The Supreme Court on Tuesday directed the Board of Control for Cricket in India (BCCI) to incur the expenses for all the matches to be played in the India-England series till December 3.
Also ordering the BCCI to bear the entire expense of Rs. 58.66 lakh for the maiden Rajkot match in the series scheduled for November 9, a Bench led by Chief Justice of India T.S. Thakur said the payments should be made directly to the parties the BCCI has contracted with for the series.
In short, the Bench made it clear that the BCCI should not pay a farthing to member cricket associations of States where the series is going to be held, including the Rajkot/Saurashtra cricket association, all of whom have not complied with the court’s October 21 order to file undertakings to implement the Lodha Committee’s recommendations in letter and spirit.
The accounts of the expenses so incurred by the BCCI would be handed over to the Lodha Committee, which will audit it. The committee has be given permission to appoint an auditor immediately.
Perusing the latest report filed by the Lodha Committee, the Bench allowed the committee to appoint administrative and clerical staff and also experts in various fields to help it to vet a large number of contracts regarding domestic, IPL and international cricket seasons in 2017.
The court had said that contracts above a certain threshold limit should be okayed by the Lodha Committee till the BCCI and its members file undertakings to comply with the reforms.
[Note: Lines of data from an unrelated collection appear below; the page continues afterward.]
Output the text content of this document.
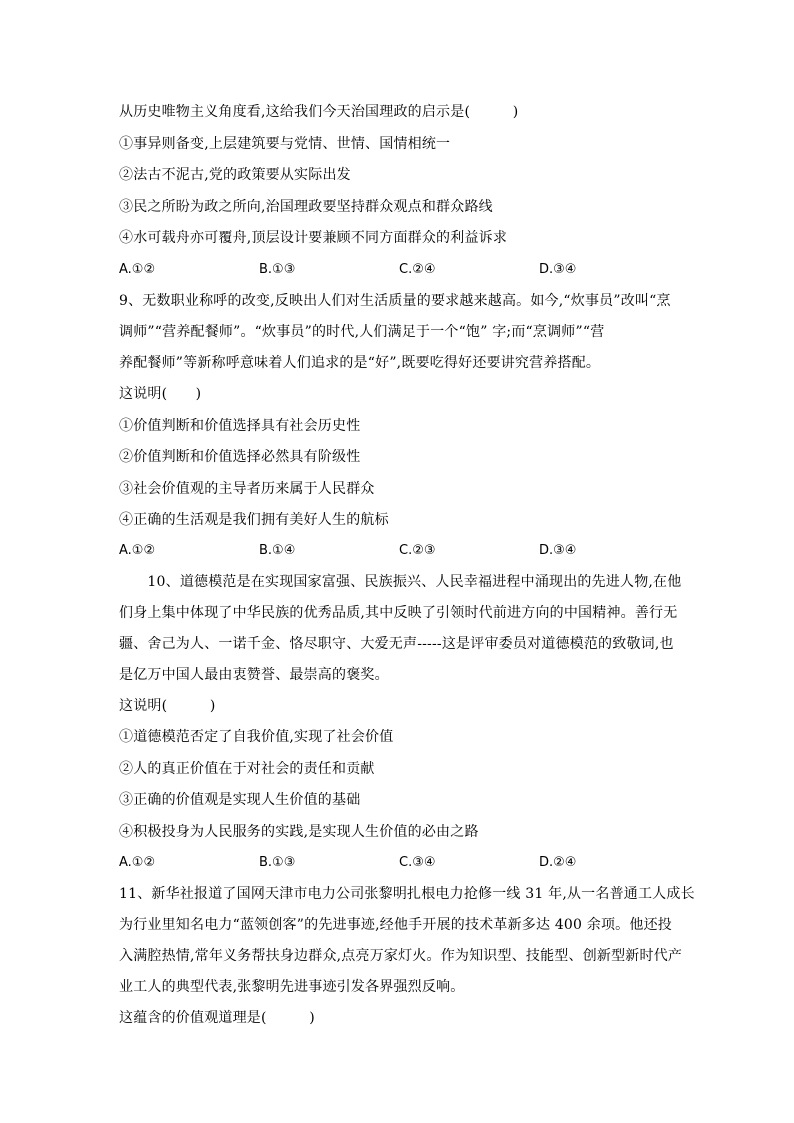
从历史唯物主义角度看,这给我们今天治国理政的启示是(　　　)
①事异则备变,上层建筑要与党情、世情、国情相统一
②法古不泥古,党的政策要从实际出发
③民之所盼为政之所向,治国理政要坚持群众观点和群众路线
④水可载舟亦可覆舟,顶层设计要兼顾不同方面群众的利益诉求
A.①②	B.①③	C.②④	D.③④
9、无数职业称呼的改变,反映出人们对生活质量的要求越来越高。如今,“炊事员”改叫“烹
调师”“营养配餐师”。“炊事员”的时代,人们满足于一个“饱” 字;而“烹调师”“营
养配餐师”等新称呼意味着人们追求的是“好”,既要吃得好还要讲究营养搭配。
这说明(　　)
①价值判断和价值选择具有社会历史性
②价值判断和价值选择必然具有阶级性
③社会价值观的主导者历来属于人民群众
④正确的生活观是我们拥有美好人生的航标
A.①②	B.①④	C.②③	D.③④
　　10、道德模范是在实现国家富强、民族振兴、人民幸福进程中涌现出的先进人物,在他
们身上集中体现了中华民族的优秀品质,其中反映了引领时代前进方向的中国精神。善行无
疆、舍己为人、一诺千金、恪尽职守、大爱无声-----这是评审委员对道德模范的致敬词,也
是亿万中国人最由衷赞誉、最崇高的褒奖。
这说明(　　　)
①道德模范否定了自我价值,实现了社会价值
②人的真正价值在于对社会的责任和贡献
③正确的价值观是实现人生价值的基础
④积极投身为人民服务的实践,是实现人生价值的必由之路
A.①②	B.①③	C.③④	D.②④
11、新华社报道了国网天津市电力公司张黎明扎根电力抢修一线 31 年,从一名普通工人成长
为行业里知名电力“蓝领创客”的先进事迹,经他手开展的技术革新多达 400 余项。他还投
入满腔热情,常年义务帮扶身边群众,点亮万家灯火。作为知识型、技能型、创新型新时代产
业工人的典型代表,张黎明先进事迹引发各界强烈反响。
这蕴含的价值观道理是(　　　)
The BCCI moved the Supreme Court on Tuesday, saying there are no funds for the India-England test series scheduled to start on October 9 at Rajkot.
The hearing was after the BCCI moved the court, seeking an order to the Lodha panel to clear the funds required for the Rajkot match with immediate effect.
panel secretary Gopal Sankaranarayanan said neither the BCCI nor its member-State associations have so far given any compliance reports or undertakings that they will comply with the recommendations as per the Supreme Court verdict on October 21.
The court has frozen disbursal of funds from the BCCI to the State member associations till the latter comply with the recommendations.
The new move on the eve of the series came despite the Supreme Court concluding in its October 21 judgment that the BCCI’s top administrators, including its president and BJP MP Anurag Thakur, were an impediment to the Lodha Committee’s efforts to reform Indian cricket.
A three-judge Bench of Chief Justice of India T.S. Thakur and Justices D.Y. Chandrachud and A.M. Khanwilkar had said there was “substance” in the committee’s suggestion that the BCCI bosses’ defiance and intransigence to its recommendations should be punished with their removal.
However, the apex court gave the BCCI an “additional opportunity” to prove its bona fide and engineer an all-out effort to induce its member State associations to adopt the committee reforms for fairness and transparency in cricket administration.
The BCCI has to accomplish this task by December 3. Its president and the secretary, Ajay Shirke, has to file a compliance report in the Supreme Court by that. The duo have to also appear before the committee to explain the manner of compliance. The Supreme Court has fixed the next date of hearing on December 5.
It had ordered that all disbursements of BCCI funds to member State associations should “forthwith cease and desist” till the latter see reason and resolve to fully comply with the Lodha reforms in letter and spirit.
“Any transfer of funds shall take place to the State associations only after compliance is effected,” the Supreme Court had ordered.
Further, the court directed the Lodha Committee to appoint an independent auditor to scrutinise and audit the income received and expenditure incurred by BCCI. The auditor shall oversee the Board’s tendering process. The committee shall also fix a threshold value for award of contracts by the BCCI. Any contracts valued above the threshold limit shall be entered into only after the committee’s approval, the court directed.